I found a recipe for long term store-able bread. 4 cups flour, 4 teaspoons salt and ad water to consistency, 2 cups or so. Then bake on 375 to the hardness you like. Vacuum seal this and it will store a LONG time.


----------



## N..R..A

A Macdonald hamburger bun will never mold.


----------



## Wallimiyama

Mountain House offers Pilot Bread in #10 cans...


----------



## Maine-Marine

jbrooks19 said:


> My wife (Love her to death) can't bake bread, she has tried.


She can....


----------



## Wrangler rayan

C'mon man. Not that hard. I just did my 1st ever loaf today. Flour, baking powder, salt, milk, veggy oil. Start simple. Figure what good would storing food be if I can't cook something.


----------



## PaulS

I have two sourdough starters that are active, two envelopes of dried starter (just add water and feed), and the only ingredient I absolutely need is flour and water. It tastes better with a little salt but it is only for the taste. My basic bread recipe only has three ingredients: Flour, water and salt and it makes a hardy loaf that is not only good but fun to eat.

I don't know anything bread related that I can't use sourdough for - if you can think of something pass it on because I have made French, Italian, and loaf breads using sourdough and I have made biscuits, cinnamon rolls and waffles. If I want an "airier" bread I just add a bit of baking powder just before cooking it. I have made everything I have needed with a bit of flour and a bit of water - the yeast grows wild. 

The Amish friendship bread is just sourdough that hasn't been aged to get the "sour taste".


----------



## Desert Marine

N..R..A said:


> A Macdonald hamburger bun will never mold.

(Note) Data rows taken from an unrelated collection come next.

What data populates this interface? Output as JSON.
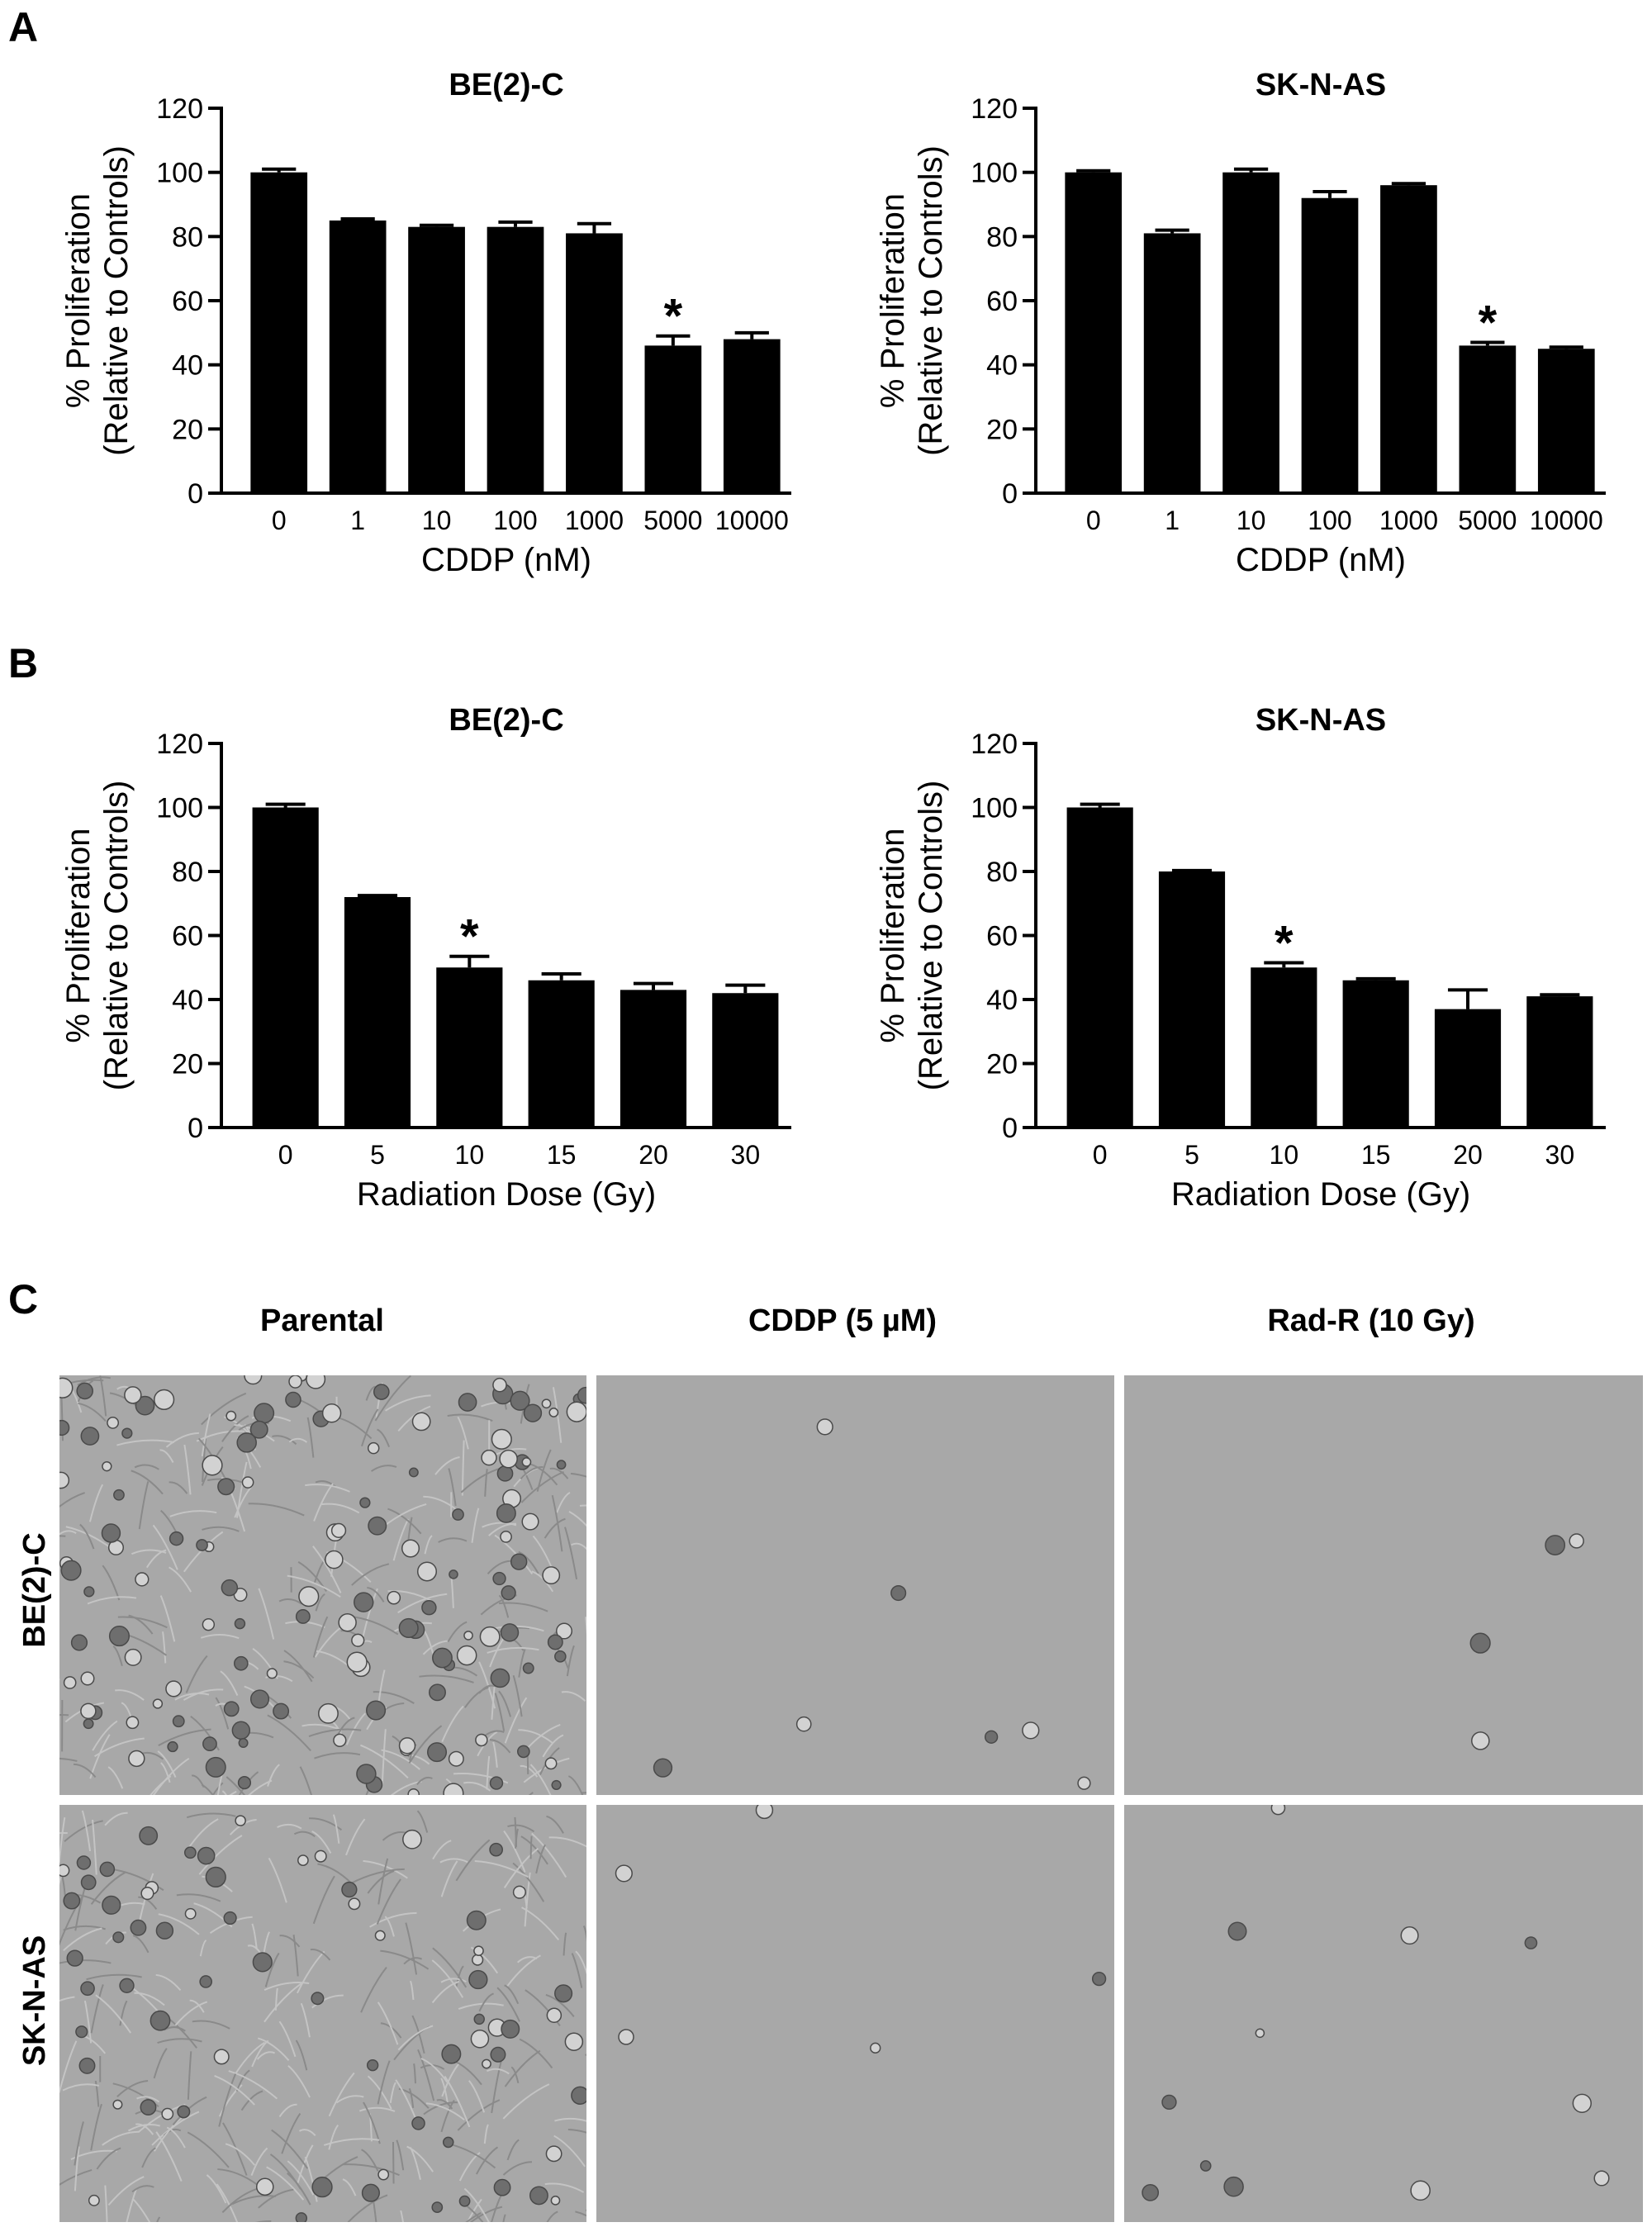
{
  "panel_labels": {
    "a": "A",
    "b": "B",
    "c": "C"
  },
  "chart_data": [
    {
      "type": "bar",
      "title": "BE(2)-C",
      "xlabel": "CDDP (nM)",
      "ylabel": [
        "% Proliferation",
        "(Relative to Controls)"
      ],
      "categories": [
        "0",
        "1",
        "10",
        "100",
        "1000",
        "5000",
        "10000"
      ],
      "values": [
        100,
        85,
        83,
        83,
        81,
        46,
        48
      ],
      "errors": [
        1,
        0.5,
        0.5,
        1.5,
        3,
        3,
        2
      ],
      "significant": [
        "5000"
      ],
      "significance_marker": "*",
      "ylim": [
        0,
        120
      ],
      "yticks": [
        "0",
        "20",
        "40",
        "60",
        "80",
        "100",
        "120"
      ],
      "bar_color": "#000000"
    },
    {
      "type": "bar",
      "title": "SK-N-AS",
      "xlabel": "CDDP (nM)",
      "ylabel": [
        "% Proliferation",
        "(Relative to Controls)"
      ],
      "categories": [
        "0",
        "1",
        "10",
        "100",
        "1000",
        "5000",
        "10000"
      ],
      "values": [
        100,
        81,
        100,
        92,
        96,
        46,
        45
      ],
      "errors": [
        0.5,
        1,
        1,
        2,
        0.5,
        1,
        0.5
      ],
      "significant": [
        "5000"
      ],
      "significance_marker": "*",
      "ylim": [
        0,
        120
      ],
      "yticks": [
        "0",
        "20",
        "40",
        "60",
        "80",
        "100",
        "120"
      ],
      "bar_color": "#000000"
    },
    {
      "type": "bar",
      "title": "BE(2)-C",
      "xlabel": "Radiation Dose (Gy)",
      "ylabel": [
        "% Proliferation",
        "(Relative to Controls)"
      ],
      "categories": [
        "0",
        "5",
        "10",
        "15",
        "20",
        "30"
      ],
      "values": [
        100,
        72,
        50,
        46,
        43,
        42
      ],
      "errors": [
        1,
        0.5,
        3.5,
        2,
        2,
        2.5
      ],
      "significant": [
        "10"
      ],
      "significance_marker": "*",
      "ylim": [
        0,
        120
      ],
      "yticks": [
        "0",
        "20",
        "40",
        "60",
        "80",
        "100",
        "120"
      ],
      "bar_color": "#000000"
    },
    {
      "type": "bar",
      "title": "SK-N-AS",
      "xlabel": "Radiation Dose (Gy)",
      "ylabel": [
        "% Proliferation",
        "(Relative to Controls)"
      ],
      "categories": [
        "0",
        "5",
        "10",
        "15",
        "20",
        "30"
      ],
      "values": [
        100,
        80,
        50,
        46,
        37,
        41
      ],
      "errors": [
        1,
        0.3,
        1.5,
        0.5,
        6,
        0.5
      ],
      "significant": [
        "10"
      ],
      "significance_marker": "*",
      "ylim": [
        0,
        120
      ],
      "yticks": [
        "0",
        "20",
        "40",
        "60",
        "80",
        "100",
        "120"
      ],
      "bar_color": "#000000"
    }
  ],
  "micrographs": {
    "columns": [
      "Parental",
      "CDDP (5 µM)",
      "Rad-R (10 Gy)"
    ],
    "rows": [
      "BE(2)-C",
      "SK-N-AS"
    ],
    "background_color": "#a8a8a8"
  }
}
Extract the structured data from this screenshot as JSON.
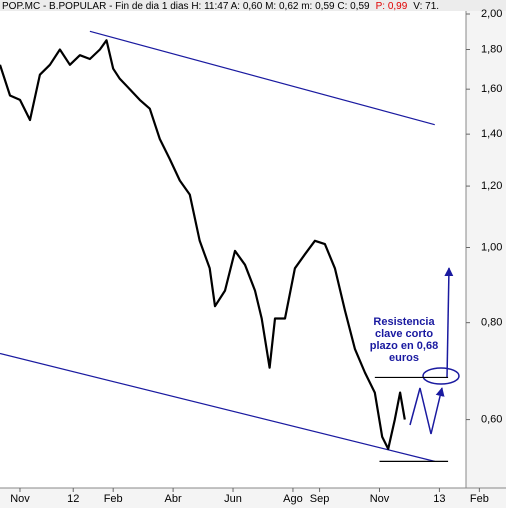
{
  "chart_data": {
    "type": "line",
    "header": [
      "POP.MC - B.POPULAR - Fin de dia 1 dias  H: 11:47  A: 0,60  M: 0,62  m: 0,59  C: 0,59",
      "P: 0,99",
      "V: 71."
    ],
    "header_colors": [
      "#000000",
      "#e00000",
      "#000000"
    ],
    "x": [
      0,
      1.5,
      3,
      4.5,
      6,
      7.5,
      9,
      10.5,
      12,
      13.5,
      15,
      16,
      17,
      18,
      19.5,
      21,
      22.5,
      24,
      25.5,
      27,
      28.5,
      30,
      31.5,
      32.3,
      33.8,
      35.3,
      36.8,
      38.3,
      39.3,
      40.5,
      41.3,
      42.8,
      44.3,
      45.8,
      47.3,
      48.8,
      50.3,
      51.8,
      53.3,
      54.8,
      56.3,
      57.4,
      58.3,
      59.3,
      60.1,
      60.8
    ],
    "values": [
      1.72,
      1.57,
      1.55,
      1.46,
      1.67,
      1.72,
      1.8,
      1.72,
      1.77,
      1.75,
      1.8,
      1.85,
      1.7,
      1.65,
      1.6,
      1.55,
      1.51,
      1.38,
      1.3,
      1.22,
      1.17,
      1.02,
      0.94,
      0.84,
      0.88,
      0.99,
      0.95,
      0.88,
      0.81,
      0.7,
      0.81,
      0.81,
      0.94,
      0.98,
      1.02,
      1.01,
      0.94,
      0.83,
      0.74,
      0.69,
      0.65,
      0.57,
      0.55,
      0.6,
      0.65,
      0.6
    ],
    "color": "#000000",
    "xlim": [
      0,
      76
    ],
    "xticks": [
      {
        "value": 3,
        "label": "Nov"
      },
      {
        "value": 11,
        "label": "12"
      },
      {
        "value": 17,
        "label": "Feb"
      },
      {
        "value": 26,
        "label": "Abr"
      },
      {
        "value": 35,
        "label": "Jun"
      },
      {
        "value": 44,
        "label": "Ago"
      },
      {
        "value": 48,
        "label": "Sep"
      },
      {
        "value": 57,
        "label": "Nov"
      },
      {
        "value": 66,
        "label": "13"
      },
      {
        "value": 72,
        "label": "Feb"
      }
    ],
    "ylim": [
      0.5,
      2.0
    ],
    "log_scale": true,
    "yticks": [
      {
        "value": 0.6,
        "label": "0,60"
      },
      {
        "value": 0.8,
        "label": "0,80"
      },
      {
        "value": 1.0,
        "label": "1,00"
      },
      {
        "value": 1.2,
        "label": "1,20"
      },
      {
        "value": 1.4,
        "label": "1,40"
      },
      {
        "value": 1.6,
        "label": "1,60"
      },
      {
        "value": 1.8,
        "label": "1,80"
      },
      {
        "value": 2.0,
        "label": "2,00"
      }
    ],
    "grid": false,
    "lines": [
      {
        "x": [
          13.5,
          65.3
        ],
        "y": [
          1.9,
          1.44
        ],
        "color": "#1a1aa0"
      },
      {
        "x": [
          0,
          65.3
        ],
        "y": [
          0.73,
          0.53
        ],
        "color": "#1a1aa0"
      },
      {
        "x": [
          57,
          67.3
        ],
        "y": [
          0.53,
          0.53
        ],
        "color": "#000000"
      },
      {
        "x": [
          56.3,
          67.3
        ],
        "y": [
          0.68,
          0.68
        ],
        "color": "#000000"
      }
    ],
    "annotation": [
      "Resistencia",
      "clave corto",
      "plazo en 0,68",
      "euros"
    ]
  }
}
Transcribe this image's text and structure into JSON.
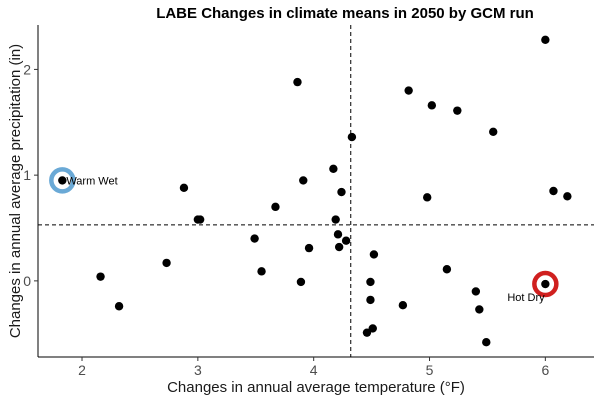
{
  "chart_data": {
    "type": "scatter",
    "title": "LABE Changes in climate means in 2050 by GCM run",
    "xlabel": "Changes in annual average temperature (°F)",
    "ylabel": "Changes in annual average precipitation (in)",
    "xlim": [
      1.62,
      6.42
    ],
    "ylim": [
      -0.72,
      2.42
    ],
    "xticks": [
      2,
      3,
      4,
      5,
      6
    ],
    "yticks": [
      0,
      1,
      2
    ],
    "grid": false,
    "reference_lines": {
      "vertical_x": 4.32,
      "horizontal_y": 0.53
    },
    "points": [
      {
        "x": 1.83,
        "y": 0.95
      },
      {
        "x": 2.16,
        "y": 0.04
      },
      {
        "x": 2.32,
        "y": -0.24
      },
      {
        "x": 2.73,
        "y": 0.17
      },
      {
        "x": 2.88,
        "y": 0.88
      },
      {
        "x": 3.0,
        "y": 0.58
      },
      {
        "x": 3.02,
        "y": 0.58
      },
      {
        "x": 3.49,
        "y": 0.4
      },
      {
        "x": 3.55,
        "y": 0.09
      },
      {
        "x": 3.67,
        "y": 0.7
      },
      {
        "x": 3.86,
        "y": 1.88
      },
      {
        "x": 3.89,
        "y": -0.01
      },
      {
        "x": 3.91,
        "y": 0.95
      },
      {
        "x": 3.96,
        "y": 0.31
      },
      {
        "x": 4.17,
        "y": 1.06
      },
      {
        "x": 4.19,
        "y": 0.58
      },
      {
        "x": 4.21,
        "y": 0.44
      },
      {
        "x": 4.22,
        "y": 0.32
      },
      {
        "x": 4.24,
        "y": 0.84
      },
      {
        "x": 4.28,
        "y": 0.38
      },
      {
        "x": 4.33,
        "y": 1.36
      },
      {
        "x": 4.46,
        "y": -0.49
      },
      {
        "x": 4.49,
        "y": -0.18
      },
      {
        "x": 4.49,
        "y": -0.01
      },
      {
        "x": 4.51,
        "y": -0.45
      },
      {
        "x": 4.52,
        "y": 0.25
      },
      {
        "x": 4.77,
        "y": -0.23
      },
      {
        "x": 4.82,
        "y": 1.8
      },
      {
        "x": 4.98,
        "y": 0.79
      },
      {
        "x": 5.02,
        "y": 1.66
      },
      {
        "x": 5.15,
        "y": 0.11
      },
      {
        "x": 5.24,
        "y": 1.61
      },
      {
        "x": 5.4,
        "y": -0.1
      },
      {
        "x": 5.43,
        "y": -0.27
      },
      {
        "x": 5.49,
        "y": -0.58
      },
      {
        "x": 5.55,
        "y": 1.41
      },
      {
        "x": 6.0,
        "y": -0.03
      },
      {
        "x": 6.0,
        "y": 2.28
      },
      {
        "x": 6.07,
        "y": 0.85
      },
      {
        "x": 6.19,
        "y": 0.8
      }
    ],
    "annotations": [
      {
        "label": "Warm Wet",
        "x": 1.83,
        "y": 0.95,
        "ring_color": "#6aa9d6",
        "label_side": "right"
      },
      {
        "label": "Hot Dry",
        "x": 6.0,
        "y": -0.03,
        "ring_color": "#d0201f",
        "label_side": "left-below"
      }
    ]
  }
}
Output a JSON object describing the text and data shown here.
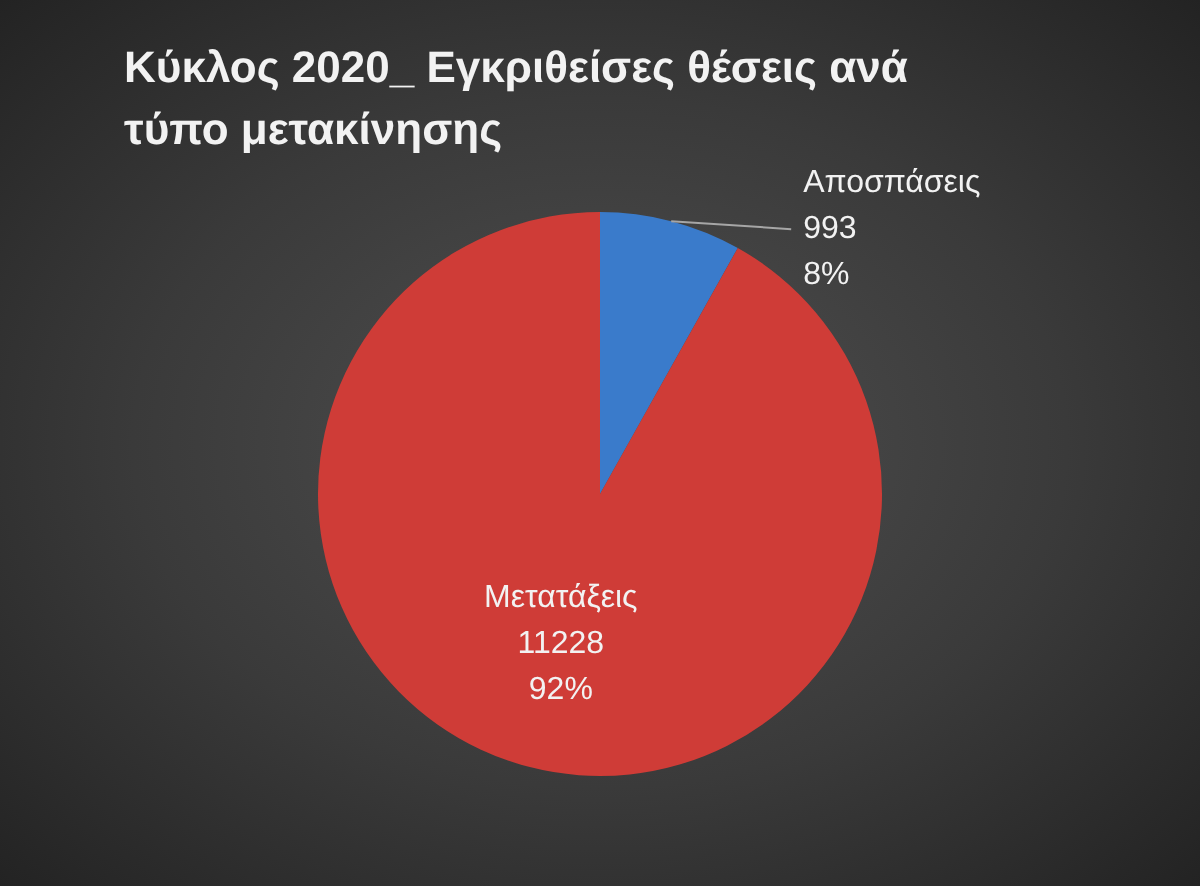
{
  "chart_data": {
    "type": "pie",
    "title": "Κύκλος 2020_ Εγκριθείσες θέσεις ανά τύπο μετακίνησης",
    "categories": [
      "Αποσπάσεις",
      "Μετατάξεις"
    ],
    "values": [
      993,
      11228
    ],
    "colors": [
      "#3a7bcb",
      "#cf3c37"
    ],
    "value_labels": [
      "993\n8%",
      "11228\n92%"
    ]
  }
}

You are absolutely right. However, that's not food. :68: That stuff will kill you faster than a nuke bomb.


----------



## 7052

Tortillas store well. I stack them in 30 high stacks, and vacuum seal them. I have some that are almost 3 years old, and they LOOK perfectly fine. I haven't opened them to try them yet. So far I have only done corn, but I see no reason why flour ones won't work.


----------



## Moonshinedave

Is lasting 50 years long enough? 5 Helpful Ways to Make Hardtack


----------



## Ralph Rotten

You can freeze bread but it gets a little soggy when it thaws sometimes...best if you use a frost free freezer.

Didja know that beer was invented by people trying to find better ways to store bread. Best damned accident in history.


----------



## HuntingHawk

I make three loaves at a time & two go into the freezer. Never had trouble with soggy bread when taken out & thawed.


----------



## Ralph Rotten

Frost free, and you should be ok. Works even better with banana bread n little specialties. 

Off topic, but for the mice in my wifes classroom i bake a loaf in my bread machine and let them hollow it out for a house. Funny thing is the roles the mice play in the process. Even with wild mice, the males do the heavy work and tunneling, and the females handle making the interior cozy. So it turns out some of our genderal roles are preprogrammed, not sexist as many believe.


----------



## bigwheel

Moonshinedave said:


> Is lasting 50 years long enough? 5 Helpful Ways to Make Hardtack


Thanks a lot for the link. Think I will go make some hard tack. Should be pretty good crumbled up in a can of soup. Nice neighbor back in college was a full blooded ***** who's granny got C Rations from the guvment and she would give them to him and he would give them to us sometimes. Always had them hard crackers in there which could be used for roofing shingles if a person got desperate. Sorta acquired a taste for them things. The little pack of smokes and toilet paper come in handy too. Or maybe those were K Rations. I get them letters mixed up sometimes. Bound to have been leftover from Korea maybe.


----------